Anbang was a toxic threat to China’s financial system after a debt-fueled global acquisition spree — including trophy assets such as New York’s Waldorf Astoria hotel — that was funded by the sale of high-yield insurance policies. Those risky products propelled the company from obscurity into the ranks of the country’s biggest insurers in the space of a few years.

The government will take temporary control of Anbang for a year starting Friday and prosecute its founder Wu Xiaohui for “economic crimes,” the China Insurance Regulatory Commission said in a statement. Wu, who was the company’s chairman, was detained in June.

(Related: Asia’s Craze for Bancassurance Deals Is Just Madness)

As I have written previously, the insurer was always going to crash and burn if left untouched.

The heart of the Anbang dilemma is a duration mismatch. The company funded itself with the sale of short-term policies, some of which promised 8% returns in six months. The proceeds were often invested in long-term, hard-to-sell assets such as overseas real estate.
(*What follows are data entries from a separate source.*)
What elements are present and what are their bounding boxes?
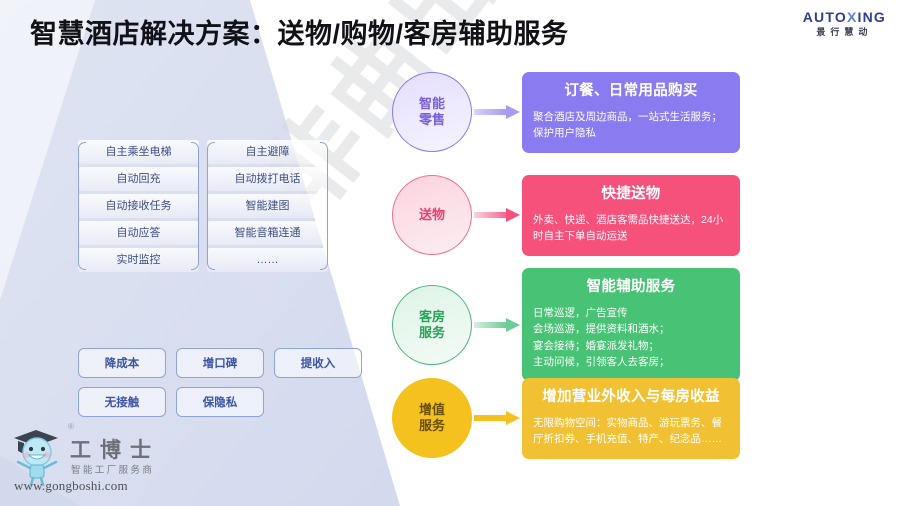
autoxing-logo: AUTOXING 景行慧动 bbox=[803, 10, 886, 37]
service-circle-label-line2: 服务 bbox=[419, 325, 445, 341]
benefit-badge: 降成本 bbox=[78, 348, 166, 378]
service-card-roomservice: 智能辅助服务 日常巡逻，广告宣传 会场巡游，提供资料和酒水； 宴会接待；婚宴派发… bbox=[522, 268, 740, 381]
benefit-badge: 无接触 bbox=[78, 387, 166, 417]
arrow-right-icon bbox=[474, 208, 520, 222]
benefit-badge: 保隐私 bbox=[176, 387, 264, 417]
spec-item: 自动接收任务 bbox=[78, 194, 199, 218]
brand-url: www.gongboshi.com bbox=[14, 478, 128, 494]
service-card-retail: 订餐、日常用品购买 聚合酒店及周边商品，一站式生活服务；保护用户隐私 bbox=[522, 72, 740, 153]
service-card-body: 无限购物空间：实物商品、游玩票务、餐厅折扣券、手机充值、特产、纪念品…… bbox=[533, 415, 729, 448]
spec-item: 自主乘坐电梯 bbox=[78, 140, 199, 164]
service-circle-label-line1: 增值 bbox=[419, 402, 445, 418]
logo-wordmark-part-x: X bbox=[847, 9, 858, 25]
service-circle-valueadded: 增值 服务 bbox=[392, 378, 472, 458]
brand-name: 工博士 bbox=[70, 434, 160, 464]
spec-item: 实时监控 bbox=[78, 248, 199, 272]
arrow-right-icon bbox=[474, 318, 520, 332]
capability-spec-panel: 自主乘坐电梯 自动回充 自动接收任务 自动应答 实时监控 自主避障 自动拨打电话… bbox=[78, 140, 328, 272]
spec-item: 智能建图 bbox=[207, 194, 328, 218]
logo-wordmark: AUTOXING bbox=[803, 10, 886, 24]
spec-item: 智能音箱连通 bbox=[207, 221, 328, 245]
service-card-title: 快捷送物 bbox=[533, 185, 729, 203]
service-circle-delivery: 送物 bbox=[392, 175, 472, 255]
gongboshi-brand: ® 工博士 智能工厂服务商 www.gongboshi.com bbox=[8, 422, 188, 500]
registered-mark: ® bbox=[68, 422, 74, 431]
arrow-right-icon bbox=[474, 411, 520, 425]
spec-column-right: 自主避障 自动拨打电话 智能建图 智能音箱连通 …… bbox=[207, 140, 328, 272]
service-card-title: 增加营业外收入与每房收益 bbox=[533, 388, 729, 406]
benefit-badge-row-2: 无接触 保隐私 bbox=[78, 387, 338, 417]
service-circle-label-line1: 送物 bbox=[419, 207, 445, 223]
logo-subtitle: 景行慧动 bbox=[803, 28, 886, 37]
service-circle-retail: 智能 零售 bbox=[392, 72, 472, 152]
spec-item: 自主避障 bbox=[207, 140, 328, 164]
mascot-icon bbox=[10, 424, 66, 486]
service-card-body: 外卖、快递、酒店客需品快捷送达，24小时自主下单自动运送 bbox=[533, 212, 729, 245]
service-row-retail: 智能 零售 订餐、日常用品购买 聚合酒店及周边商品，一站式生活服务；保护用户隐私 bbox=[392, 72, 740, 153]
benefit-badge-group: 降成本 增口碑 提收入 无接触 保隐私 bbox=[78, 348, 338, 426]
service-card-body: 日常巡逻，广告宣传 会场巡游，提供资料和酒水； 宴会接待；婚宴派发礼物； 主动问… bbox=[533, 305, 729, 370]
spec-item: 自动回充 bbox=[78, 167, 199, 191]
service-card-delivery: 快捷送物 外卖、快递、酒店客需品快捷送达，24小时自主下单自动运送 bbox=[522, 175, 740, 256]
spec-item: 自动应答 bbox=[78, 221, 199, 245]
brand-tagline: 智能工厂服务商 bbox=[71, 462, 154, 476]
service-circle-label-line2: 服务 bbox=[419, 418, 445, 434]
slide-canvas: 非曲出水印 智慧酒店解决方案：送物/购物/客房辅助服务 AUTOXING 景行慧… bbox=[0, 0, 900, 506]
page-title: 智慧酒店解决方案：送物/购物/客房辅助服务 bbox=[30, 12, 569, 51]
service-card-title: 订餐、日常用品购买 bbox=[533, 82, 729, 100]
service-circle-label-line1: 智能 bbox=[419, 96, 445, 112]
service-card-title: 智能辅助服务 bbox=[533, 278, 729, 296]
spec-item: …… bbox=[207, 248, 328, 272]
service-row-valueadded: 增值 服务 增加营业外收入与每房收益 无限购物空间：实物商品、游玩票务、餐厅折扣… bbox=[392, 378, 740, 459]
spec-item: 自动拨打电话 bbox=[207, 167, 328, 191]
service-circle-label-line1: 客房 bbox=[419, 309, 445, 325]
benefit-badge-row-1: 降成本 增口碑 提收入 bbox=[78, 348, 338, 378]
service-row-delivery: 送物 快捷送物 外卖、快递、酒店客需品快捷送达，24小时自主下单自动运送 bbox=[392, 175, 740, 256]
service-row-roomservice: 客房 服务 智能辅助服务 日常巡逻，广告宣传 会场巡游，提供资料和酒水； 宴会接… bbox=[392, 268, 740, 381]
arrow-right-icon bbox=[474, 105, 520, 119]
service-card-body: 聚合酒店及周边商品，一站式生活服务；保护用户隐私 bbox=[533, 109, 729, 142]
logo-wordmark-part-b: ING bbox=[858, 9, 887, 25]
service-circle-roomservice: 客房 服务 bbox=[392, 285, 472, 365]
benefit-badge: 提收入 bbox=[274, 348, 362, 378]
logo-wordmark-part-a: AUTO bbox=[803, 9, 847, 25]
service-circle-label-line2: 零售 bbox=[419, 112, 445, 128]
service-card-valueadded: 增加营业外收入与每房收益 无限购物空间：实物商品、游玩票务、餐厅折扣券、手机充值… bbox=[522, 378, 740, 459]
benefit-badge: 增口碑 bbox=[176, 348, 264, 378]
spec-column-left: 自主乘坐电梯 自动回充 自动接收任务 自动应答 实时监控 bbox=[78, 140, 199, 272]
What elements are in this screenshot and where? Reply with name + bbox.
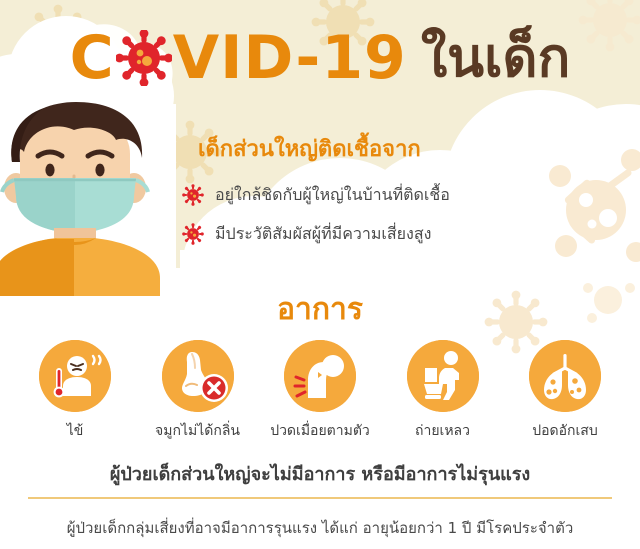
virus-bullet-icon — [182, 223, 204, 245]
title-letter-c: C — [70, 28, 115, 88]
virus-bullet-icon — [182, 184, 204, 206]
diarrhea-icon — [407, 340, 479, 412]
symptom-item-no-smell: จมูกไม่ได้กลิ่น — [139, 340, 257, 442]
virus-icon — [116, 30, 172, 86]
list-item: อยู่ใกล้ชิดกับผู้ใหญ่ในบ้านที่ติดเชื้อ — [182, 184, 622, 206]
title-letters-vid: VID- — [173, 28, 322, 88]
symptom-label: ถ่ายเหลว — [415, 420, 470, 442]
fever-icon — [39, 340, 111, 412]
bullet-text: อยู่ใกล้ชิดกับผู้ใหญ่ในบ้านที่ติดเชื้อ — [215, 185, 450, 204]
lungs-icon — [529, 340, 601, 412]
covid19-children-infographic: C — [0, 0, 640, 549]
list-item: มีประวัติสัมผัสผู้ที่มีความเสี่ยงสูง — [182, 223, 622, 245]
bullet-text: มีประวัติสัมผัสผู้ที่มีความเสี่ยงสูง — [215, 224, 431, 243]
footer-divider — [28, 497, 612, 499]
boy-wearing-mask-illustration — [0, 96, 170, 296]
title-number-19: 19 — [321, 28, 407, 88]
transmission-bullet-list: อยู่ใกล้ชิดกับผู้ใหญ่ในบ้านที่ติดเชื้อ — [182, 184, 622, 262]
page-title: C — [0, 22, 640, 94]
body-ache-icon — [284, 340, 356, 412]
symptom-item-body-ache: ปวดเมื่อยตามตัว — [261, 340, 379, 442]
symptom-item-diarrhea: ถ่ายเหลว — [384, 340, 502, 442]
symptom-item-pneumonia: ปอดอักเสบ — [506, 340, 624, 442]
no-smell-nose-icon — [162, 340, 234, 412]
symptom-label: ไข้ — [67, 420, 84, 442]
transmission-heading: เด็กส่วนใหญ่ติดเชื้อจาก — [198, 131, 421, 166]
symptom-item-fever: ไข้ — [16, 340, 134, 442]
footer-note-text: ผู้ป่วยเด็กกลุ่มเสี่ยงที่อาจมีอาการรุนแร… — [0, 516, 640, 540]
footer-main-text: ผู้ป่วยเด็กส่วนใหญ่จะไม่มีอาการ หรือมีอา… — [0, 459, 640, 488]
title-thai-text: ในเด็ก — [421, 31, 571, 85]
symptom-label: จมูกไม่ได้กลิ่น — [155, 420, 240, 442]
symptom-label: ปอดอักเสบ — [532, 420, 598, 442]
symptoms-icon-row: ไข้ — [16, 340, 624, 442]
symptom-label: ปวดเมื่อยตามตัว — [270, 420, 370, 442]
In its size and entanglement with China’s financial system, Anbang is comparable to Lehman Brothers Holdings Inc. or American International Group Inc. in the U.S. before the global financial crisis. The company’s total assets were equivalent to a staggering 3.4% of China’s GDP, UBS Group AG analyst Jason Bedford estimated in a report in August.

By the end of last year’s first quarter, Anbang was the country’s second-largest insurer after state-owned China Life Insurance Co. Its voracious dealmaking included an aborted $15 billion bid for Starwood Hotels & Resorts Worldwide Inc. It was also once in talks to invest in 666 Fifth Ave. in New York, the marquee holding of Kushner Cos., the family company of President Donald Trump’s son-in-law Jared Kushner.

In May, though, an early sign of its downfall came when Anbang was restricted from selling the policies that had powered its growth. A month later, Wu, who was married to the granddaughter of former Chinese leader Deng Xiaoping, was detained.

By taking control of Anbang, authorities reinforce the message that President Xi Jinping is determined to tamp down financial risk. They also buy themselves time to scale down and recapitalize this bloated monster.

Strip away the uncontrolled trophy collecting and there appears to be a viable business underneath. Just 11% of the asset base of Anbang’s core entities was invested in illiquid holdings such as the Waldorf Astoria, according to UBS’s Bedford.

Markets reacted calmly to the announcement, underpinning the sense that regulators have acted in time to head off potentially bigger problems down the road. The Shanghai Composite Index was marginally higher at the midday break on Friday; shares of China Minsheng Banking Corp., in which Anbang is the largest shareholder, rose in Hong Kong.

While debt-fueled conglomerates have been in Beijing’s cross-hairs, don’t expect the Anbang takeover to set a precedent. For one thing, HNA Group Co. and Dalian Wanda Group Co. have slimmed down considerably since the government began signaling its concerns. For another, neither is nearly as entwined in the financial system as Anbang, which has policies held by millions of small investors.

This won’t be an AIG moment for China. Rather, it’s more likely to mark the demise of a single businessman who overreached. When he was raking in billions of yuan in premiums by selling policies like Longevity Sure Win No.1, Wu probably never imagined that the longevity he most needed to ensure was his own.

—With assistance from Andy Mukherjee and Shuli Ren.